Who owns whitespace?
There's a lot of holes between you and a correct whitespace representation, but these can be divided into a few categories of potential mistakes:
Forgetting to Parse Whitespace
Fortunately, the inverse (parsing the same whitespace twice) should not be possible, because whitespace is "consumed" by the whitespace parser.
This kind of mistake is easily caught with tests.
Assigning Whitespace to the Wrong Owner
This is probably the easiest mistake to make. The general convention is that the top-most possible node owns whitespace, but in a bottom-up parser like ours, the children are parsed before their parents.
In contrast, the best owner for whitespace in our tree when there's multiple possible owners is usually the top-most node.
As an example, assume we have the following grammar and program:
simple_stmt: (pass_stmt ';')* NEWLINE
pass; # comment
Since both cst.Semicolon and cst.SimpleStatement can both store some whitespace
after themselves, there's some ambiguity about who should own the space character before
the comment.

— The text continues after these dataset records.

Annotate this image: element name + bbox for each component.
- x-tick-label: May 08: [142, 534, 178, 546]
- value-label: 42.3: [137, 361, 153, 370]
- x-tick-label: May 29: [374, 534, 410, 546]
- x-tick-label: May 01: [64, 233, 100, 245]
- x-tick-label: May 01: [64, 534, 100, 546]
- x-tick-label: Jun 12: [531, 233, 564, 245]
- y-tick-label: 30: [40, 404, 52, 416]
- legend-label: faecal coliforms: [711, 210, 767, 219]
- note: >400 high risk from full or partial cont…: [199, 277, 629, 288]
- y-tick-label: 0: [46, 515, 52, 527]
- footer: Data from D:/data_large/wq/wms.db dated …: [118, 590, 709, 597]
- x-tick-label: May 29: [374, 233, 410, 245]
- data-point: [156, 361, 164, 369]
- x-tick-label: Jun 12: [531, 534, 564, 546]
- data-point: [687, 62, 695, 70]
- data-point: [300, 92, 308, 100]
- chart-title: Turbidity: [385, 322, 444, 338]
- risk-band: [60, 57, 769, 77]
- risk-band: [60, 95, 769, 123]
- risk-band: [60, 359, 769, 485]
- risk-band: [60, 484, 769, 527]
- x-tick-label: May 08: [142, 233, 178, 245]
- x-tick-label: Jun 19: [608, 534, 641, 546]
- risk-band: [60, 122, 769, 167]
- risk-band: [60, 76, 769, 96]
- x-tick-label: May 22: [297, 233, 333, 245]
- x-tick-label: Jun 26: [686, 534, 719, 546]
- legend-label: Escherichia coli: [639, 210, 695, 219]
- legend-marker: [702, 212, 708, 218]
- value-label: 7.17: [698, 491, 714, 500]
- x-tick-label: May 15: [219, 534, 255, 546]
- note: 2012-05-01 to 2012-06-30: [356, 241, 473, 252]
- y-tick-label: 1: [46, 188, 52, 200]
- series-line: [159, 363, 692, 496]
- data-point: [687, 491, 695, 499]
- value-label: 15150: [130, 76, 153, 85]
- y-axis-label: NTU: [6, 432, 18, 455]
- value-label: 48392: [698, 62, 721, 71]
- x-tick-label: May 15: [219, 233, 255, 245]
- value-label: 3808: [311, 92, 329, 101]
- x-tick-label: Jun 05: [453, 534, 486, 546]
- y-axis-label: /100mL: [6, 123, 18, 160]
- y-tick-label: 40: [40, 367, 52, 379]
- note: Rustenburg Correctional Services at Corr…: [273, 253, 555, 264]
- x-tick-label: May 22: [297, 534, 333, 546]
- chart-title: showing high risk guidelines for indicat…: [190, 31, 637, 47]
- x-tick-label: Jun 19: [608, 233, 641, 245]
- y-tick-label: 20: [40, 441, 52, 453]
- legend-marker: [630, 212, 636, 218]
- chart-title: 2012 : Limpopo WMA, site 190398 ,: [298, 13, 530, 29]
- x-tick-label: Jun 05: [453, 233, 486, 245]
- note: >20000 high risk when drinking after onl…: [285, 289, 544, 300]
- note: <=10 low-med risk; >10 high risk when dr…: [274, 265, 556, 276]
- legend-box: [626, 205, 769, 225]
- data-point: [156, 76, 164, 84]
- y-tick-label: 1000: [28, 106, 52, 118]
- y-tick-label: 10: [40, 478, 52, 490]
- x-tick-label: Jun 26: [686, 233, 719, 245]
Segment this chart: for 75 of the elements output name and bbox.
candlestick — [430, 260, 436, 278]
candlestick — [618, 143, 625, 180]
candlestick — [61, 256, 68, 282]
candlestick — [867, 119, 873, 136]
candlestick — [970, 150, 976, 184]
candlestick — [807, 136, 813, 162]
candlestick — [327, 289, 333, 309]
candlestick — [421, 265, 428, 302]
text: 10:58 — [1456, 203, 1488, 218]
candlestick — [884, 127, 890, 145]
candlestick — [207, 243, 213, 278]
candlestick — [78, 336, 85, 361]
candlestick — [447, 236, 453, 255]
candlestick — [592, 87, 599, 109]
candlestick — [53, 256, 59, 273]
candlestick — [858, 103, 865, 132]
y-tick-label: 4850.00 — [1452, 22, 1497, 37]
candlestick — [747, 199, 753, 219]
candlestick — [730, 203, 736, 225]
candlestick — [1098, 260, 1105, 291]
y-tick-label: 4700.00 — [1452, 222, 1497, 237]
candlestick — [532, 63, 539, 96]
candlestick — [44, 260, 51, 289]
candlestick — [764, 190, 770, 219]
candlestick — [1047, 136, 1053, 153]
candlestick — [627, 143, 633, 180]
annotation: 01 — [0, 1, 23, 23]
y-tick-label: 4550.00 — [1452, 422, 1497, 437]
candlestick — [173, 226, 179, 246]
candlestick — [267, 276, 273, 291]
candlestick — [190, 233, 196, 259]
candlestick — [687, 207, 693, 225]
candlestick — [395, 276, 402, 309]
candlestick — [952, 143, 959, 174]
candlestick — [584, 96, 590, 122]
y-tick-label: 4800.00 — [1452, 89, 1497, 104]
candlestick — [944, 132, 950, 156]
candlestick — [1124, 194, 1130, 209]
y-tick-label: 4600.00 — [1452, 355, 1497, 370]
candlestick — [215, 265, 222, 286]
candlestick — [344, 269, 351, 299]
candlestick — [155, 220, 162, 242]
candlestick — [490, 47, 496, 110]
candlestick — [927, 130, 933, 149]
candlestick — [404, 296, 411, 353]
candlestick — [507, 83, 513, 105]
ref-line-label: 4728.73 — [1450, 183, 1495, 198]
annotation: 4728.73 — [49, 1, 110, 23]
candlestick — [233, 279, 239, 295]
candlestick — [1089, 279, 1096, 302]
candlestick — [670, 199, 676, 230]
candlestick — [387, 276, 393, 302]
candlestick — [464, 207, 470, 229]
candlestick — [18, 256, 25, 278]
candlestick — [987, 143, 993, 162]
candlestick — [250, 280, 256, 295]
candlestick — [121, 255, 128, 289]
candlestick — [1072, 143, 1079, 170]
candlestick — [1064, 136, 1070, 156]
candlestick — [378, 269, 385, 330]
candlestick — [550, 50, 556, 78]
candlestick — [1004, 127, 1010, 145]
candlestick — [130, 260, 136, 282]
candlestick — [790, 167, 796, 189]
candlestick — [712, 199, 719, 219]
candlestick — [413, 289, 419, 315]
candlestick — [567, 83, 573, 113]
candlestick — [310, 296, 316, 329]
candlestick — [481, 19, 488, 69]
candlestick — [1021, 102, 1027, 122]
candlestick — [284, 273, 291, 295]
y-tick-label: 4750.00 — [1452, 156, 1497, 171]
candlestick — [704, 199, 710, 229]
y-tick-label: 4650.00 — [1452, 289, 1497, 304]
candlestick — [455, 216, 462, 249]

However, since cst.SimpleStatement is the parent, the convention is that
it should own it.
Unfortunately, since nodes are processed bottom-to-top and left-to-right, the semicolon
under simple_stmt will get processed before simple_stmt is. This means that in a
naive implementation, the semicolon's conversion function would have a chance to consume
the whitespace before simple_stmt can.
To solve this problem, you must "fix" the whitespace in the parent node's conversion function or grammar. This can be done in a number of ways. In order of preference:
- Split the child's grammar production into two separate productions, one that consumes it's leading or trailing whitespace, and one that doesn't. Depending on the parent, use the appropriate version of the child.
- Construct a "partial" node in the child that doesn't consume the whitespace, and then consume the correct whitespace in the parent. Be careful about what whitespace a node's siblings consume.
- "Steal" the whitespace from the child by replacing the child with a new version that doesn't have the whitespace.
This mistake is probably hard to catch with tests, because the CST will still reprint correctly, but it creates ergonomic issues for tools consuming the CST.
Consuming Whitespace in the Wrong Order
This mistake is probably is the hardest to make by accident, but it could still happen, and may be hard to catch with tests.
Given the following piece of code:
pass # trailing
# empty line
pass
The first statement should own # trailing (parsed using parse_trailing_whitespace).
The second statement then should # empty line (parsed using parse_empty_lines).
However, it's possible that if you somehow called parse_empty_lines on the second
statement before calling parse_trailing_whitespace on the first statement,
parse_empty_lines could accidentally end up consuming the # trailing comment,
because parse_trailing_whitespace hasn't yet consumed it.
However, this circumstance is unlikely, because you'd explicitly have to handle the children out-of-order, and we have assertions inside the whitespace parser to prevent some possible mistakes, like the one described above.